In my revised approach, it is possible to do incremental exports from the archive onto a git-ball. Exporting all of the labels in the ncurses archive takes hours; exporting the latest revision takes a minute or so.

Process

I wrote a script release2git to do most of the work, and run that from a script r2g which knows how to manage the git-balls which I create and update. In some projects (such as xterm, the MANIFEST file is generated using the manifest script. That and other special cases are handled by release2git.

Not all of my projects had labels. I wrote another script tag-cutoff to label some of those using a cutoff-date. That worked for most, but not for the older vi-like-emacs archives which I received from Paul Fox in 1996. I labeled that by writing a custom script (like tag-cutoff) and used that to label those files.

I have generated git-balls for all of the projects which I share with others (as well as a few which I do not). You can see the result here:

https://github.com/ThomasDickey

While doing this, I realized that rcs-fast-export.rb would not be suitable, since using its approach none of the exported revisions would be signed. See the pgf-vile-snapshots repository versus the corresponding fast export for an example of this.

Scripts are a different matter. Those all live in common directories, from which I generate the tar-balls that you can download from my scripts page. I suppose that I could generate git-balls for those as well.

When I release changes to one of my projects, I do this:

label it in RCS,
run r2g to generate an updated git-ball (the old one is renamed, keeping a backup copy), and
run push2github to update Github's copy of my git-ball.

The two steps use different keys, just in case.

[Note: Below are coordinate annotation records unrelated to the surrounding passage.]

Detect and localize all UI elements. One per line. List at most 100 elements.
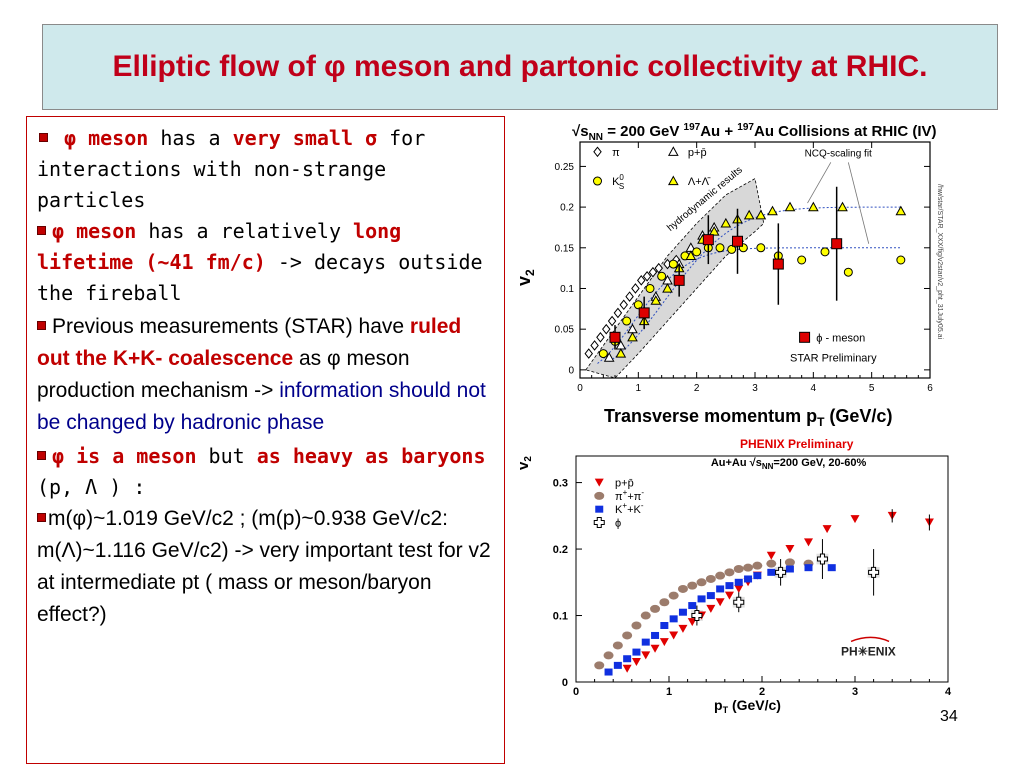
data-point xyxy=(651,631,660,639)
y-tick-label: 0 xyxy=(568,365,574,376)
data-point xyxy=(637,275,646,286)
legend-proton-marker xyxy=(667,146,679,156)
data-point xyxy=(648,266,658,278)
data-point xyxy=(743,563,754,572)
x-tick-label: 4 xyxy=(811,383,817,394)
data-point xyxy=(696,578,707,587)
bullet-3: Previous measurements (STAR) have ruled … xyxy=(37,311,496,439)
data-point xyxy=(622,631,633,640)
data-point xyxy=(785,565,794,573)
legend-pion-marker xyxy=(594,491,605,500)
data-point xyxy=(669,615,678,623)
data-point xyxy=(850,515,860,524)
y-tick-label: 0.3 xyxy=(553,478,568,490)
data-point xyxy=(678,608,687,616)
chart1-xlabel: Transverse momentum pT (GeV/c) xyxy=(604,406,892,428)
data-point xyxy=(607,315,617,327)
data-point xyxy=(650,644,660,653)
data-point xyxy=(677,584,688,593)
data-point xyxy=(752,561,763,570)
legend-kaon-marker xyxy=(595,505,604,513)
data-point xyxy=(654,262,663,274)
data-point xyxy=(715,243,725,253)
data-point xyxy=(753,572,762,580)
data-point xyxy=(706,592,715,600)
data-point xyxy=(612,641,623,650)
data-point xyxy=(820,247,830,257)
data-point xyxy=(645,283,655,293)
legend-pion-label: π xyxy=(612,147,620,159)
data-point xyxy=(633,300,643,310)
data-point xyxy=(623,655,632,663)
data-point xyxy=(641,651,651,660)
data-point xyxy=(772,258,784,270)
legend-pion-label: π++π- xyxy=(615,488,644,503)
data-point xyxy=(831,238,843,250)
data-point xyxy=(716,585,725,593)
x-tick-label: 0 xyxy=(577,383,583,394)
data-point xyxy=(715,571,726,580)
data-point xyxy=(785,545,795,554)
bullet-text: has a xyxy=(148,126,233,150)
data-point xyxy=(609,331,621,343)
legend-lambda-marker xyxy=(667,175,679,186)
data-point xyxy=(804,538,813,547)
data-point xyxy=(668,259,678,269)
data-point xyxy=(766,551,776,560)
bullet-2: φ meson has a relatively long lifetime (… xyxy=(37,216,496,309)
data-point xyxy=(590,340,599,351)
ncq-pointer xyxy=(847,162,870,244)
data-point xyxy=(613,661,622,669)
chart1-ylabel: v2 xyxy=(514,269,537,286)
data-point xyxy=(622,316,632,326)
data-point xyxy=(724,568,735,577)
bullet-4: φ is a meson but as heavy as baryons (p,… xyxy=(37,441,496,503)
data-point xyxy=(619,299,628,311)
y-tick-label: 0.1 xyxy=(553,611,568,623)
data-point xyxy=(797,255,807,265)
data-point xyxy=(766,559,777,568)
data-point xyxy=(784,201,796,212)
square-bullet-icon xyxy=(37,321,46,330)
chart2-ylabel: v2 xyxy=(515,456,534,470)
data-point xyxy=(837,201,848,212)
data-point xyxy=(692,247,702,257)
data-point xyxy=(598,349,608,359)
data-point xyxy=(784,558,795,567)
data-point xyxy=(613,307,623,319)
data-point xyxy=(615,348,627,358)
data-point xyxy=(804,564,813,572)
y-tick-label: 0 xyxy=(562,677,568,689)
phenix-logo: PH✳ENIX xyxy=(841,644,896,658)
data-point xyxy=(744,575,753,583)
legend-proton-marker xyxy=(594,478,604,487)
x-tick-label: 2 xyxy=(694,383,700,394)
data-point xyxy=(896,255,906,265)
data-point xyxy=(603,651,614,660)
phenix-logo-arc xyxy=(850,636,890,643)
bullet-text: for interactions with non-strange partic… xyxy=(37,126,426,212)
data-point xyxy=(584,348,593,359)
data-point xyxy=(660,622,669,629)
legend-pion-marker xyxy=(593,146,602,158)
bullet-text: as φ meson production mechanism -> xyxy=(37,347,410,402)
square-bullet-icon xyxy=(39,133,48,142)
legend-kaon-label: K++K- xyxy=(615,501,644,516)
data-point xyxy=(895,205,907,216)
data-point xyxy=(638,307,650,319)
y-tick-label: 0.25 xyxy=(555,162,575,173)
square-bullet-icon xyxy=(37,513,46,522)
bullet-text: m(φ)~1.019 GeV/c2 ; (m(p)~0.938 GeV/c2: … xyxy=(37,507,491,626)
data-point xyxy=(659,638,669,647)
page-number: 34 xyxy=(940,708,958,725)
data-point xyxy=(622,664,632,673)
x-tick-label: 2 xyxy=(759,686,765,698)
data-point xyxy=(632,648,641,656)
legend-phi-label: ϕ xyxy=(615,517,621,529)
chart2-subtitle: Au+Au √sNN=200 GeV, 20-60% xyxy=(711,457,867,471)
legend-proton-label: p+p̄ xyxy=(688,147,707,159)
chart1-title: √sNN = 200 GeV 197Au + 197Au Collisions … xyxy=(572,122,937,143)
as-heavy-text: as heavy as baryons xyxy=(256,444,486,468)
x-tick-label: 4 xyxy=(945,686,952,698)
ncq-fit-baryon xyxy=(608,206,901,362)
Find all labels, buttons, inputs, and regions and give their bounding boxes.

Just as a reminder: these are snapshots. If someone wants to make a change, that will be done the same way as other projects, by first integrating into the RCS archives, and then exporting, updating the snapshots.

Other stuff

In a few instances, I work on programs which are only in Git:

esctest. This was written by George Nachman, originally bundled with iTerm2. He created a separate repository after incorporating my changes in April 2018. Nachman's version has been largely neglected after he switched from Github to GitLab).

Neither GitHub nor GitLab provides a way to maintain clones or forks from other sites. Some other developers mirror to both sites (as I could, since the repository that I actually use resides on my machines).

Nachman chose not to do that, removing most of the files from the original. I renamed my repository to “esctest2” to avoid damage from an unintended pull from the original.
Xorg (freedesktop.org):
- Xorg libraries which are used by xterm:
  - libX11
  - libXaw
  - libXaw3d
  - libXft
  - libXt
- Xorg applications which are related to those libraries:
  - twm
  - xorgproto
The Xorg files started from a copy of XFree86 in November 2003 (and were updated more than once during 2004 with additional copying from XFree86). All of those revisions were stored in CVS. The Xorg CVS was in turn imported into Git during 2013. Initially, that was hosted on freedesktop.org, where the CVS repository was. As summarized in the wiki, the Xorg developers moved that activity to GitLab in 2018 (but also provide a mirror on GitHub).

Some of my changes, e.g., converting Xt to ANSI C, had been incorporated, while others had not (such as my fixes for rman). While rman was no longer relevant (Xorg started using docbook in 2010), the work on the X libraries was not completed. I made improvements for that starting early in 2019. In a sense, rman was still relevant, since the work by others to convert documentation to docbook was not completed, either.

I cloned the Xorg libxt, and made changes to address both aspects
- modified libXt to work properly with const (making the FAQ How do I build XTerm? obsolete), and
- updated the documentation (fixing numerous errors introduced by the docbook conversion). You can see the result here.

In practice, updating a clone (using Git pull, merge, resolve, push) and applying changes back to the original repository (via a pull request) is just as much work as the process of exporting RCS to Git.